I’m unsure what her opinions on the Irish were but it was good to know she loved part of me for who I was.

Then it was time for all four of them to inform me what they had previously been guessing my nationality was. This is my favorite part. It reveals the question of my daily torment, the burdensome mystery of what others think of you.

“Yeah, I thought you were Spanish or something.”

“Mmhm, you definitely have that Spanish look, like Puerto Rican maybe.”

“But you can see it, the Navajo. It’s in your eyes,” one of them spoke outlining in the air that ineffable quality of Indian, apparently lying somewhere around my pupils.

“Mmm, definitely,” the chorus rang nodding and staring at me, along with every other stranger on the train.

The beefy one chimed in again with a surprisingly specific guess, “I would say you look like Peruvian or maybe, like, from Northern Chile.”
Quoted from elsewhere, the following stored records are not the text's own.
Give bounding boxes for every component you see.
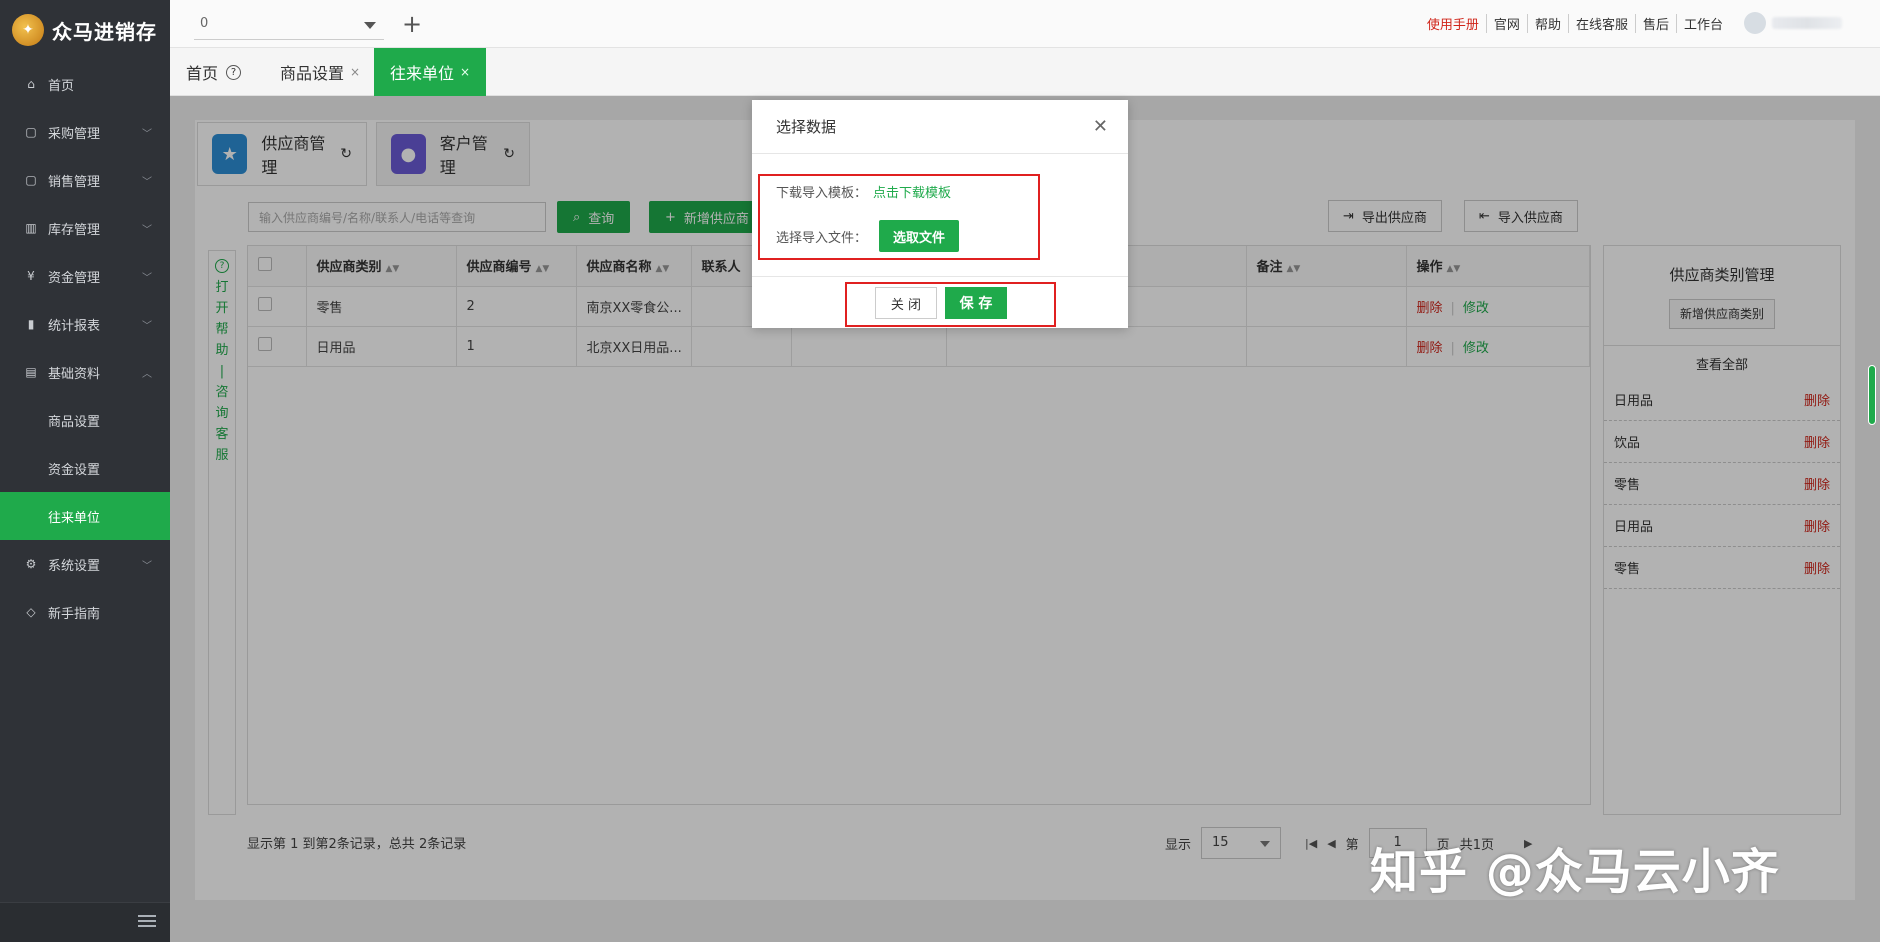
logo-icon: ✦ (12, 14, 44, 46)
store-select-value: 0 (200, 16, 209, 31)
chevron-down-icon: ﹀ (142, 320, 152, 332)
select-data-modal: 选择数据 ✕ 下载导入模板： 点击下载模板 选择导入文件： 选取文件 关 闭 保… (752, 100, 1128, 328)
sidebar-item-label: 往来单位 (48, 510, 101, 526)
chevron-up-icon: ︿ (142, 368, 152, 380)
sidebar-item-6[interactable]: ▤ 基础资料 ︿ (0, 348, 170, 396)
bag-icon: ▢ (25, 125, 37, 139)
avatar-image (1744, 12, 1766, 34)
sidebar-item-label: 基础资料 (48, 366, 101, 382)
watermark: 知乎 @众马云小齐 (1370, 844, 1780, 900)
sidebar-item-3[interactable]: ▥ 库存管理 ﹀ (0, 204, 170, 252)
doc-icon: ▤ (25, 365, 37, 379)
store-select[interactable]: 0 (194, 12, 384, 40)
sidebar-item-label: 统计报表 (48, 318, 101, 334)
tab-partners[interactable]: 往来单位 × (374, 48, 487, 96)
sidebar-item-label: 商品设置 (48, 414, 101, 430)
modal-title: 选择数据 (776, 118, 837, 136)
sidebar-item-4[interactable]: ¥ 资金管理 ﹀ (0, 252, 170, 300)
top-link-0[interactable]: 使用手册 (1420, 14, 1486, 33)
sidebar-item-2[interactable]: ▢ 销售管理 ﹀ (0, 156, 170, 204)
sidebar-footer (0, 902, 170, 942)
top-link-5[interactable]: 工作台 (1675, 14, 1730, 33)
sidebar-item-0[interactable]: ⌂ 首页 (0, 60, 170, 108)
logo[interactable]: ✦ 众马进销存 (0, 0, 170, 60)
sidebar-item-8[interactable]: 资金设置 (0, 444, 170, 492)
avatar[interactable] (1744, 10, 1854, 36)
sidebar-item-label: 资金管理 (48, 270, 101, 286)
top-link-2[interactable]: 帮助 (1526, 14, 1568, 33)
sidebar-item-9[interactable]: 往来单位 (0, 492, 170, 540)
top-link-3[interactable]: 在线客服 (1567, 14, 1635, 33)
user-name-blurred (1772, 17, 1842, 29)
bag-icon: ▢ (25, 173, 37, 187)
tab-home[interactable]: 首页 ? (170, 48, 257, 96)
sidebar-item-11[interactable]: ◇ 新手指南 (0, 588, 170, 636)
sidebar-item-label: 采购管理 (48, 126, 101, 142)
sidebar-item-5[interactable]: ▮ 统计报表 ﹀ (0, 300, 170, 348)
chevron-down-icon: ﹀ (142, 272, 152, 284)
chevron-down-icon (364, 22, 376, 29)
sidebar-item-label: 系统设置 (48, 558, 101, 574)
top-bar: 0 + 使用手册 官网 帮助 在线客服 售后 工作台 (170, 0, 1880, 48)
warehouse-icon: ▥ (25, 221, 37, 235)
sidebar-item-label: 资金设置 (48, 462, 101, 478)
home-icon: ⌂ (27, 77, 35, 91)
close-icon[interactable]: × (350, 65, 360, 79)
add-icon[interactable]: + (402, 12, 422, 36)
tab-label: 商品设置 (280, 64, 345, 83)
scroll-indicator[interactable] (1868, 365, 1876, 425)
logo-text: 众马进销存 (52, 19, 157, 44)
tab-label: 往来单位 (390, 64, 455, 83)
sidebar-item-label: 销售管理 (48, 174, 101, 190)
tab-label: 首页 (186, 64, 219, 83)
help-icon[interactable]: ? (226, 64, 242, 80)
sidebar-item-label: 首页 (48, 78, 75, 94)
top-links: 使用手册 官网 帮助 在线客服 售后 工作台 (1420, 14, 1730, 33)
tab-product-settings[interactable]: 商品设置 × (264, 48, 376, 96)
top-link-4[interactable]: 售后 (1634, 14, 1676, 33)
highlight-box-upload (758, 174, 1040, 260)
sidebar-item-1[interactable]: ▢ 采购管理 ﹀ (0, 108, 170, 156)
tab-bar: 首页 ? 商品设置 × 往来单位 × (170, 48, 1880, 96)
sidebar: ✦ 众马进销存 ⌂ 首页 ▢ 采购管理 ﹀ ▢ 销售管理 ﹀ ▥ 库存管理 ﹀ ¥ 资金管理 ﹀ ▮ 统计报表… (0, 0, 170, 942)
highlight-box-buttons (845, 282, 1056, 327)
sidebar-item-label: 库存管理 (48, 222, 101, 238)
chart-icon: ▮ (27, 317, 35, 331)
tag-icon: ◇ (26, 605, 36, 619)
sidebar-item-7[interactable]: 商品设置 (0, 396, 170, 444)
modal-header: 选择数据 ✕ (752, 100, 1128, 154)
close-icon[interactable]: × (460, 65, 470, 79)
sidebar-item-label: 新手指南 (48, 606, 101, 622)
collapse-menu-icon[interactable] (138, 915, 156, 929)
chevron-down-icon: ﹀ (142, 560, 152, 572)
chevron-down-icon: ﹀ (142, 176, 152, 188)
chevron-down-icon: ﹀ (142, 224, 152, 236)
gear-icon: ⚙ (25, 557, 37, 571)
top-link-1[interactable]: 官网 (1485, 14, 1527, 33)
sidebar-item-10[interactable]: ⚙ 系统设置 ﹀ (0, 540, 170, 588)
chevron-down-icon: ﹀ (142, 128, 152, 140)
close-icon[interactable]: ✕ (1093, 116, 1108, 137)
money-icon: ¥ (27, 269, 35, 283)
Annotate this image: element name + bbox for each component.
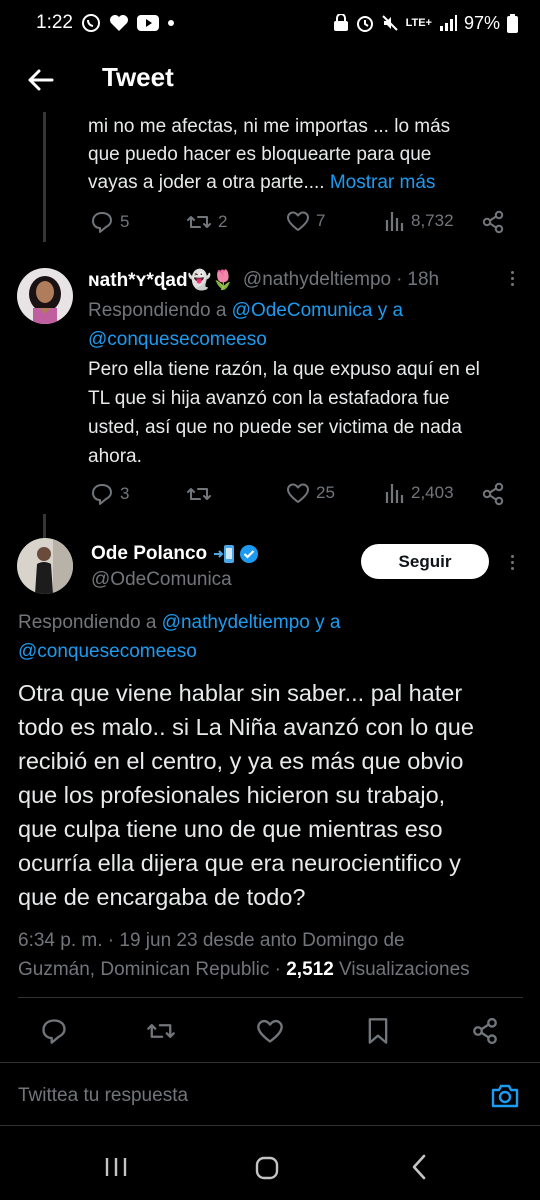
share-icon (473, 1017, 497, 1045)
retweet-button[interactable] (186, 482, 218, 506)
replying-to: Respondiendo a @OdeComunica y a @conques… (88, 296, 528, 354)
heart-icon (257, 1019, 283, 1043)
like-button[interactable]: 7 (286, 210, 325, 232)
more-options-button[interactable] (500, 266, 524, 290)
signal-icon (439, 15, 457, 31)
bookmark-button[interactable] (366, 1017, 390, 1045)
avatar-nathydeltiempo[interactable] (17, 268, 73, 324)
network-type: LTE+ (405, 17, 432, 29)
tweet-1[interactable]: mi no me afectas, ni me importas ... lo … (88, 113, 528, 197)
recent-apps-button[interactable] (104, 1156, 128, 1183)
tweet-metadata: 6:34 p. m. · 19 jun 23 desde anto Doming… (18, 930, 470, 980)
status-time: 1:22 (36, 12, 73, 33)
thread-line (43, 112, 46, 242)
divider (18, 997, 523, 998)
mention-link[interactable]: @conquesecomeeso (18, 637, 518, 666)
reply-button[interactable] (40, 1017, 68, 1045)
user-handle[interactable]: @nathydeltiempo (243, 269, 391, 291)
share-icon (482, 210, 504, 234)
share-button[interactable] (472, 1017, 498, 1045)
reply-bar: Twittea tu respuesta (0, 1062, 540, 1126)
views-button[interactable]: 8,732 (385, 210, 454, 232)
app-header: Tweet (0, 48, 540, 112)
heart-icon (287, 211, 309, 231)
show-more-link[interactable]: Mostrar más (330, 172, 436, 193)
follow-button[interactable]: Seguir (361, 544, 489, 579)
mention-link[interactable]: @nathydeltiempo y a (162, 612, 341, 633)
battery-level: 97% (463, 12, 500, 33)
battery-icon (507, 13, 518, 33)
camera-icon (491, 1084, 519, 1108)
like-button[interactable] (256, 1018, 284, 1044)
page-title: Tweet (102, 62, 174, 92)
lock-icon (333, 14, 349, 32)
bar-chart-icon (385, 484, 404, 503)
back-button[interactable] (24, 64, 56, 96)
views-count: 2,512 (286, 959, 334, 980)
main-tweet-text: Otra que viene hablar sin saber... pal h… (18, 680, 474, 910)
reply-icon (92, 212, 112, 233)
home-button[interactable] (255, 1156, 279, 1185)
like-button[interactable]: 25 (286, 482, 335, 504)
reply-icon (42, 1019, 66, 1044)
views-button[interactable]: 2,403 (385, 482, 454, 504)
tweet-1-text: mi no me afectas, ni me importas ... lo … (88, 116, 451, 193)
tweet-2-text: Pero ella tiene razón, la que expuso aqu… (88, 359, 480, 467)
display-name[interactable]: ɴath*ʏ*ɖad👻🌷 (88, 268, 235, 292)
reply-input[interactable]: Twittea tu respuesta (18, 1085, 188, 1107)
chevron-left-icon (412, 1154, 426, 1180)
mobile-phone-icon (213, 544, 235, 564)
retweet-button[interactable]: 2 (186, 210, 227, 234)
heart-icon (287, 483, 309, 503)
timestamp: 18h (407, 269, 440, 290)
whatsapp-icon (81, 13, 101, 33)
mention-link[interactable]: @OdeComunica y a (232, 300, 403, 321)
mute-icon (381, 14, 399, 32)
replying-to: Respondiendo a @nathydeltiempo y a @conq… (18, 608, 518, 666)
reply-button[interactable]: 3 (90, 482, 129, 506)
main-tweet-author: Ode Polanco (91, 543, 259, 565)
retweet-icon (187, 488, 211, 500)
retweet-button[interactable] (146, 1017, 176, 1045)
home-icon (255, 1156, 279, 1180)
camera-button[interactable] (490, 1083, 520, 1114)
share-button[interactable] (482, 210, 504, 234)
retweet-icon (147, 1024, 175, 1038)
user-handle[interactable]: @OdeComunica (91, 569, 232, 591)
avatar-odecomunica[interactable] (17, 538, 73, 594)
share-icon (482, 482, 504, 506)
reply-button[interactable]: 5 (90, 210, 129, 234)
verified-badge-icon (239, 544, 259, 564)
system-nav-bar (0, 1128, 540, 1200)
thread-line (43, 514, 46, 538)
reply-icon (92, 484, 112, 505)
bookmark-icon (368, 1018, 388, 1044)
status-bar: 1:22 LTE+ 97% (0, 0, 540, 46)
back-nav-button[interactable] (410, 1154, 428, 1185)
bar-chart-icon (385, 212, 404, 231)
retweet-icon (187, 216, 211, 228)
tweet-2-header: ɴath*ʏ*ɖad👻🌷 @nathydeltiempo · 18h (88, 268, 488, 292)
arrow-left-icon (28, 69, 54, 91)
separator: · (396, 269, 403, 290)
mention-link[interactable]: @conquesecomeeso (88, 325, 528, 354)
display-name[interactable]: Ode Polanco (91, 543, 207, 565)
recent-apps-icon (105, 1158, 127, 1176)
more-options-button[interactable] (500, 550, 524, 574)
youtube-icon (136, 15, 159, 31)
heart-notification-icon (109, 14, 129, 32)
share-button[interactable] (482, 482, 504, 506)
alarm-icon (356, 14, 374, 32)
dot-icon (167, 19, 175, 27)
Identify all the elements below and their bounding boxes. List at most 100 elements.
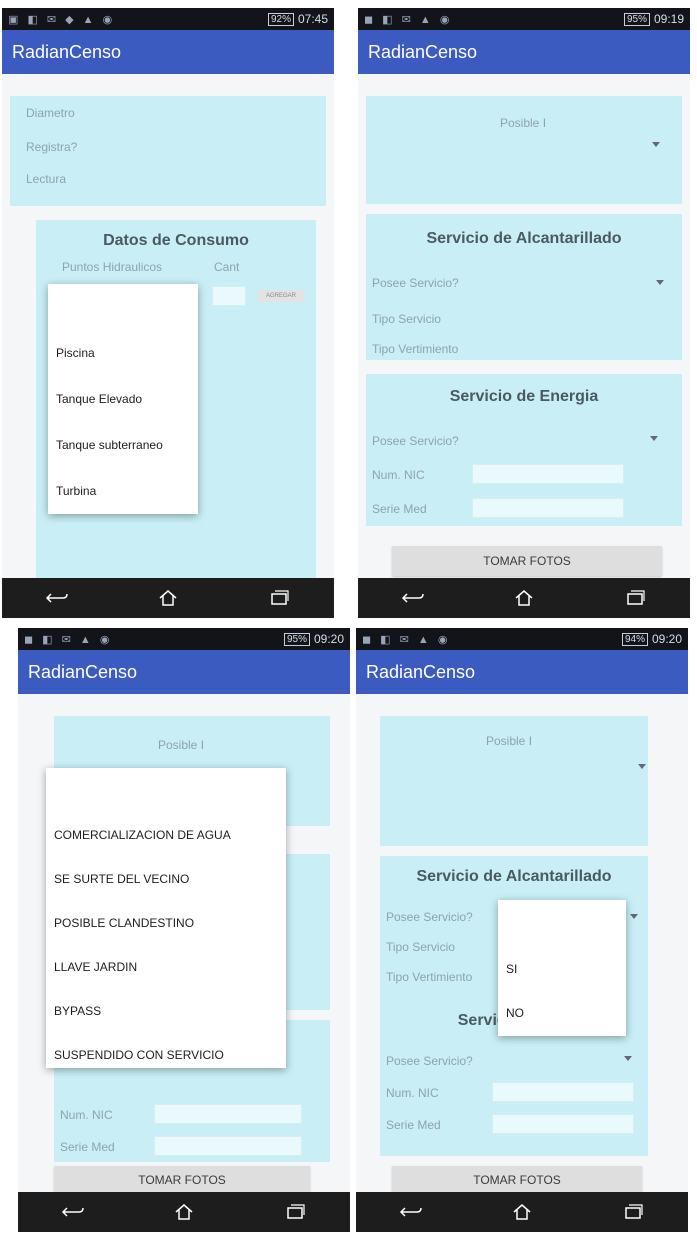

I felt like  I was a Cash Cab-inspired show called What’s My Nationality?, in which people start with $1,000 and lose 100 every time they incorrectly guess my nationality. I would really like to make that show, but on the subway and somehow I get to keep all the money.

Odd thing is, there had been many times I wished someone would ask. Many times I wish I had an excuse to could come right out and lay out my whole genealogy on the lap of someone I am delusional enough to believe is as obsessed with my identity as I am. But, such behavior would have me promptly labeled as unstable and possibly in need of medication. All I can say is, thank God for the internet.